Era início de setembro. O verão acabara de se despedir e a vida no campus voltava ao ritmo. A luz do sol filtrava-se pelas folhas de ginkgo na beira do campo da escola, a brisa fazendo o caminho sussurrar suavemente sob elas.
Naquele primeiro outono, conheci o tufting — e a ele. Sentada em uma sala de artes velha, pequena e modesta, nunca imaginei que o tufting se tornaria um companheiro para a vida — ou que ele também se tornaria.
Havia apenas sete pessoas na turma. Eu era a única garota, usando tênis na moda e pronta para passar por esse curso de tufting só para garantir alguns créditos fáceis. Sinceramente, não esperava me importar muito com o tufting — ou com alguém naquela sala.

Ele já estava lá. Vestindo um moletom cinza com as mangas arregaçadas, sentou-se quieto no canto, seus movimentos precisos e ensaiados. A pistola de tufting que segurava era elegante e compacta — uma Clawlab — seu corpo metálico frio ao toque, vibrando suavemente a cada puxada. Observando-o trabalhar, ficou claro que era um especialista; cada ponto confiante, cada movimento suave.
Minha primeira tentativa foi um desastre. Eu estava por todo lado — rápido demais, brusca demais. Fio emaranhado, agulhas travando. Senti-me frustrada e desajeitada. Mas, honestamente, graças ao professor, aquela pistola Clawlab era indulgente: seus recursos de segurança e o seletor de velocidade ajustável facilitaram meu aprendizado, permitindo que eu desacelerasse e encontrasse um ritmo que funcionasse.

Ele, o cara do moletom, não falava muito — na maioria das vezes apenas observava à distância. Mas quando eu realmente tinha dificuldade, ele silenciosamente ajudava, ajustava a tensão do meu bastidor ou me mostrava como firmar a mão. Aquela pequena pistola compacta em suas mãos não era apenas uma ferramenta — era sua forma de se comunicar.
Com o passar das semanas, notei outra coisa: ele não era apenas habilidoso com a pistola; era desajeitado com as pessoas. Não porque fosse antipático, mas porque não sabia como se abrir. A princípio, pensei que fosse frio, distante. Mas à medida que passávamos mais tempo juntos — tanto atrapalhados quanto aprimorando com a pistola Clawlab — ele começou a me deixar entrar.
Certa tarde, com pressa para terminar, aumentei demais a velocidade da pistola. A agulha quebrou e eu quase estraguei toda a minha peça. Eu estava pronta para desistir.

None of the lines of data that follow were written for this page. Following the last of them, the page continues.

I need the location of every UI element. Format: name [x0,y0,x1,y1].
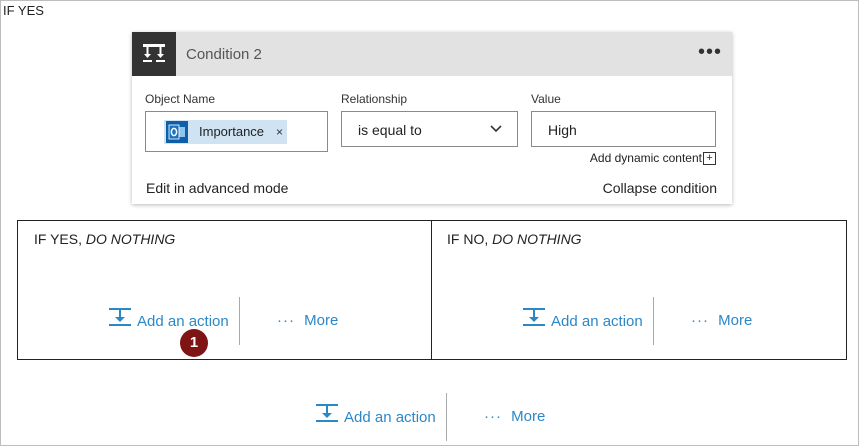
add-action-icon [109,308,131,326]
ellipsis-icon: ··· [484,408,502,425]
branch-condition-text: IF YES, [34,231,86,247]
add-action-label: Add an action [551,313,643,330]
ellipsis-icon[interactable]: ••• [698,41,722,64]
plus-icon[interactable]: + [703,152,716,165]
if-yes-branch-label: IF YES, DO NOTHING [34,231,175,247]
relationship-value: is equal to [358,122,422,138]
add-action-icon [316,404,338,422]
yes-more-button[interactable]: ··· More [277,312,338,329]
more-label: More [304,312,339,329]
outlook-icon [166,121,188,143]
more-label: More [718,312,753,329]
no-more-button[interactable]: ··· More [691,312,752,329]
value-input[interactable]: High [531,111,716,147]
branch-action-text: DO NOTHING [492,231,582,247]
object-name-label: Object Name [145,92,216,106]
chevron-down-icon [490,125,502,133]
collapse-condition-link[interactable]: Collapse condition [603,180,717,196]
condition-icon [132,32,176,76]
action-separator [239,297,240,345]
branch-action-text: DO NOTHING [85,231,176,247]
object-name-field[interactable]: Importance × [145,111,328,152]
importance-token: Importance × [164,120,287,144]
if-no-branch-label: IF NO, DO NOTHING [447,231,582,247]
branch-divider [431,221,432,359]
ellipsis-icon: ··· [277,312,295,329]
relationship-label: Relationship [341,92,408,106]
condition-title: Condition 2 [186,46,262,63]
add-action-icon [523,308,545,326]
branches-container: IF YES, DO NOTHING IF NO, DO NOTHING Add… [17,220,847,360]
value-label: Value [531,92,561,106]
value-text: High [548,122,577,138]
add-action-label: Add an action [137,313,229,330]
remove-token-icon[interactable]: × [276,125,283,139]
action-separator [446,393,447,441]
relationship-select[interactable]: is equal to [341,111,518,147]
outer-if-yes-label: IF YES [3,3,44,18]
token-label: Importance [199,124,265,139]
bottom-more-button[interactable]: ··· More [484,408,545,425]
ellipsis-icon: ··· [691,312,709,329]
more-label: More [511,408,546,425]
step-badge: 1 [180,329,208,357]
add-action-label: Add an action [344,409,436,426]
condition-header[interactable]: Condition 2 ••• [132,32,732,76]
add-dynamic-content-link[interactable]: Add dynamic content [590,151,702,165]
action-separator [653,297,654,345]
condition-card: Condition 2 ••• Object Name Importance ×… [132,32,732,204]
edit-advanced-mode-link[interactable]: Edit in advanced mode [146,180,288,196]
branch-condition-text: IF NO, [447,231,493,247]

Mas ele veio, desta vez realmente falando: “Desacelera. O controle de velocidade da Clawlab existe por um motivo. Você não precisa ter pressa.” Ele trocou minha agulha, retensionou meu bastidor e me mostrou um movimento de pulso melhor para manter a pistola firme.

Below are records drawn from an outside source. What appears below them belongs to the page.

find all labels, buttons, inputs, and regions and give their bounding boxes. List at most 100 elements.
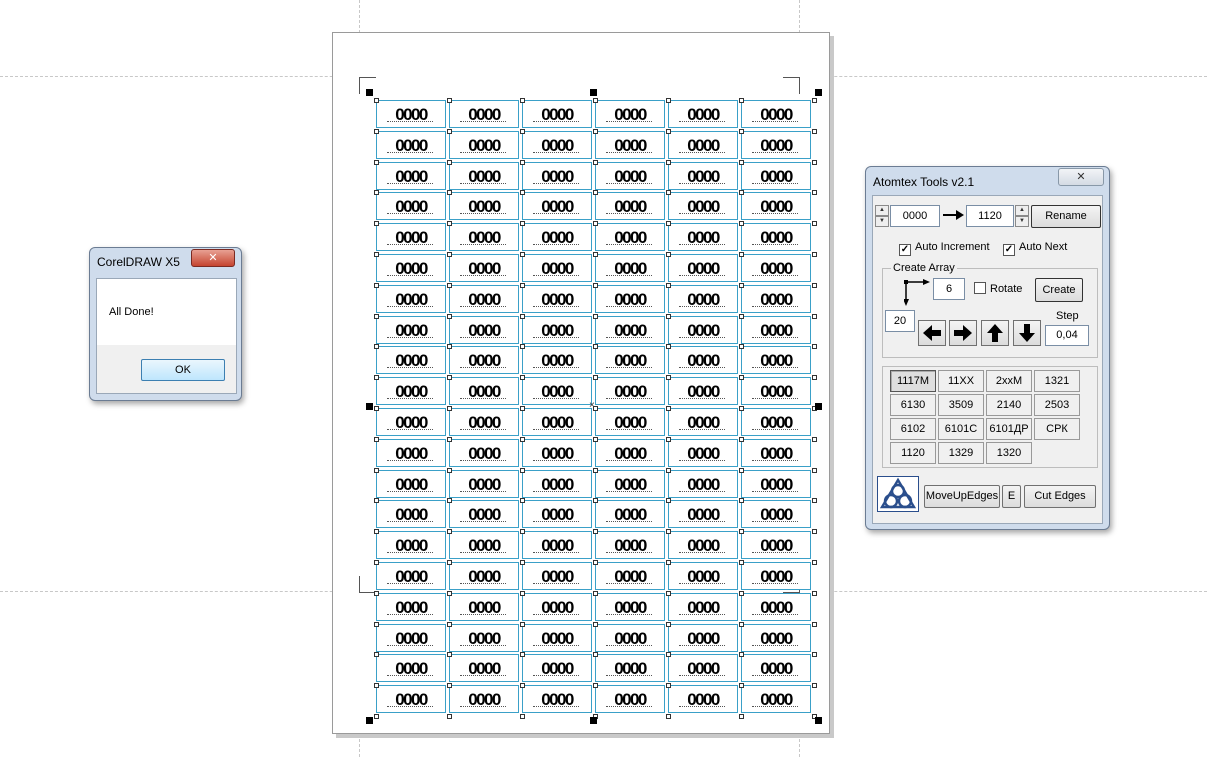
number-label[interactable]: 0000 <box>595 562 665 590</box>
number-label[interactable]: 0000 <box>668 593 738 621</box>
number-label[interactable]: 0000 <box>522 100 592 128</box>
number-label[interactable]: 0000 <box>668 439 738 467</box>
number-label[interactable]: 0000 <box>741 131 811 159</box>
move-left-button[interactable] <box>918 320 946 346</box>
number-label[interactable]: 0000 <box>741 654 811 682</box>
checkbox-box[interactable]: ✓ <box>899 244 911 256</box>
number-label[interactable]: 0000 <box>595 531 665 559</box>
start-spin-down[interactable]: ▼ <box>875 216 889 227</box>
number-label[interactable]: 0000 <box>741 285 811 313</box>
number-label[interactable]: 0000 <box>449 593 519 621</box>
number-label[interactable]: 0000 <box>376 223 446 251</box>
number-label[interactable]: 0000 <box>741 531 811 559</box>
number-label[interactable]: 0000 <box>741 624 811 652</box>
number-label[interactable]: 0000 <box>595 500 665 528</box>
number-label[interactable]: 0000 <box>449 223 519 251</box>
number-label[interactable]: 0000 <box>376 254 446 282</box>
number-label[interactable]: 0000 <box>449 500 519 528</box>
number-label[interactable]: 0000 <box>595 131 665 159</box>
number-label[interactable]: 0000 <box>595 285 665 313</box>
number-label[interactable]: 0000 <box>522 562 592 590</box>
number-label[interactable]: 0000 <box>741 254 811 282</box>
number-label[interactable]: 0000 <box>741 500 811 528</box>
number-label[interactable]: 0000 <box>522 624 592 652</box>
number-label[interactable]: 0000 <box>668 254 738 282</box>
preset-button[interactable]: 6101C <box>938 418 984 440</box>
number-label[interactable]: 0000 <box>449 439 519 467</box>
move-right-button[interactable] <box>949 320 977 346</box>
number-label[interactable]: 0000 <box>595 685 665 713</box>
number-label[interactable]: 0000 <box>595 192 665 220</box>
preset-button[interactable]: 1321 <box>1034 370 1080 392</box>
close-button[interactable]: ✕ <box>1058 168 1104 186</box>
number-label[interactable]: 0000 <box>449 254 519 282</box>
number-label[interactable]: 0000 <box>595 223 665 251</box>
number-label[interactable]: 0000 <box>449 470 519 498</box>
number-label[interactable]: 0000 <box>449 654 519 682</box>
number-label[interactable]: 0000 <box>668 192 738 220</box>
number-label[interactable]: 0000 <box>522 223 592 251</box>
preset-button[interactable]: 6101ДР <box>986 418 1032 440</box>
label-grid[interactable]: 0000 0000 0000 0000 0000 0000 0000 0000 0000 0000… <box>374 98 817 719</box>
preset-button[interactable]: 1117M <box>890 370 936 392</box>
number-label[interactable]: 0000 <box>522 131 592 159</box>
number-label[interactable]: 0000 <box>449 531 519 559</box>
number-label[interactable]: 0000 <box>668 100 738 128</box>
auto-next-checkbox[interactable]: ✓ Auto Next <box>1003 241 1067 256</box>
preset-button[interactable]: 1329 <box>938 442 984 464</box>
number-label[interactable]: 0000 <box>741 192 811 220</box>
preset-button[interactable]: СРК <box>1034 418 1080 440</box>
auto-increment-checkbox[interactable]: ✓ Auto Increment <box>899 241 990 256</box>
number-label[interactable]: 0000 <box>376 531 446 559</box>
number-label[interactable]: 0000 <box>376 408 446 436</box>
number-label[interactable]: 0000 <box>668 377 738 405</box>
number-label[interactable]: 0000 <box>522 593 592 621</box>
number-label[interactable]: 0000 <box>668 654 738 682</box>
rows-input[interactable]: 20 <box>885 310 915 332</box>
start-spin-up[interactable]: ▲ <box>875 205 889 216</box>
selection-handle[interactable] <box>590 89 597 96</box>
number-label[interactable]: 0000 <box>522 408 592 436</box>
number-label[interactable]: 0000 <box>668 316 738 344</box>
number-label[interactable]: 0000 <box>595 316 665 344</box>
number-label[interactable]: 0000 <box>376 377 446 405</box>
preset-button[interactable]: 6102 <box>890 418 936 440</box>
number-label[interactable]: 0000 <box>376 685 446 713</box>
number-label[interactable]: 0000 <box>522 654 592 682</box>
selection-center-icon[interactable]: × <box>589 401 595 411</box>
preset-button[interactable]: 2140 <box>986 394 1032 416</box>
number-label[interactable]: 0000 <box>595 377 665 405</box>
number-label[interactable]: 0000 <box>595 439 665 467</box>
number-label[interactable]: 0000 <box>668 162 738 190</box>
number-label[interactable]: 0000 <box>376 500 446 528</box>
selection-handle[interactable] <box>366 89 373 96</box>
number-label[interactable]: 0000 <box>595 162 665 190</box>
number-label[interactable]: 0000 <box>449 685 519 713</box>
number-label[interactable]: 0000 <box>595 254 665 282</box>
number-label[interactable]: 0000 <box>449 192 519 220</box>
number-label[interactable]: 0000 <box>449 624 519 652</box>
number-label[interactable]: 0000 <box>668 624 738 652</box>
close-button[interactable]: ✕ <box>191 249 235 267</box>
number-label[interactable]: 0000 <box>741 593 811 621</box>
selection-handle[interactable] <box>815 403 822 410</box>
number-label[interactable]: 0000 <box>741 408 811 436</box>
number-label[interactable]: 0000 <box>668 346 738 374</box>
number-label[interactable]: 0000 <box>522 192 592 220</box>
checkbox-box[interactable]: ✓ <box>1003 244 1015 256</box>
number-label[interactable]: 0000 <box>522 439 592 467</box>
e-button[interactable]: E <box>1002 485 1021 508</box>
number-label[interactable]: 0000 <box>522 285 592 313</box>
number-label[interactable]: 0000 <box>741 223 811 251</box>
number-label[interactable]: 0000 <box>376 593 446 621</box>
ok-button[interactable]: OK <box>141 359 225 381</box>
number-label[interactable]: 0000 <box>449 100 519 128</box>
preset-button[interactable]: 1320 <box>986 442 1032 464</box>
number-label[interactable]: 0000 <box>668 408 738 436</box>
number-label[interactable]: 0000 <box>595 100 665 128</box>
number-label[interactable]: 0000 <box>668 223 738 251</box>
step-input[interactable]: 0,04 <box>1045 325 1089 346</box>
selection-handle[interactable] <box>366 403 373 410</box>
number-label[interactable]: 0000 <box>668 500 738 528</box>
number-label[interactable]: 0000 <box>449 162 519 190</box>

Aquele momento mudou tudo.
Ele continuou quieto, mas dali em diante compartilhou mais — ideias, escolhas de cores, dicas. E eu parei de ver o tufting apenas como mais uma tarefa. Aquela pistola Clawlab, com seus ajustes suaves e design de segurança, me deu confiança. E ele? Começou a falar, do jeito dele.
No fim do semestre, finalmente terminei meu trabalho — nosso trabalho. Quando as pessoas perguntavam quem tinha feito, sorri e disse: “Fizemos juntos.”
Naquela época não rotulamos aquilo, mas agora, anos depois, ele está sentado bem ao meu lado, brincando com nossos filhos.
A partir daquele momento, o tufting deixou de ser apenas um artesanato. Foi uma linguagem entre nós, uma forma de confiar, uma forma de crescer. E aquela máquina pequena e inteligente — nossa pistola de tufting Clawlab — foi a ponte que nos aproximou.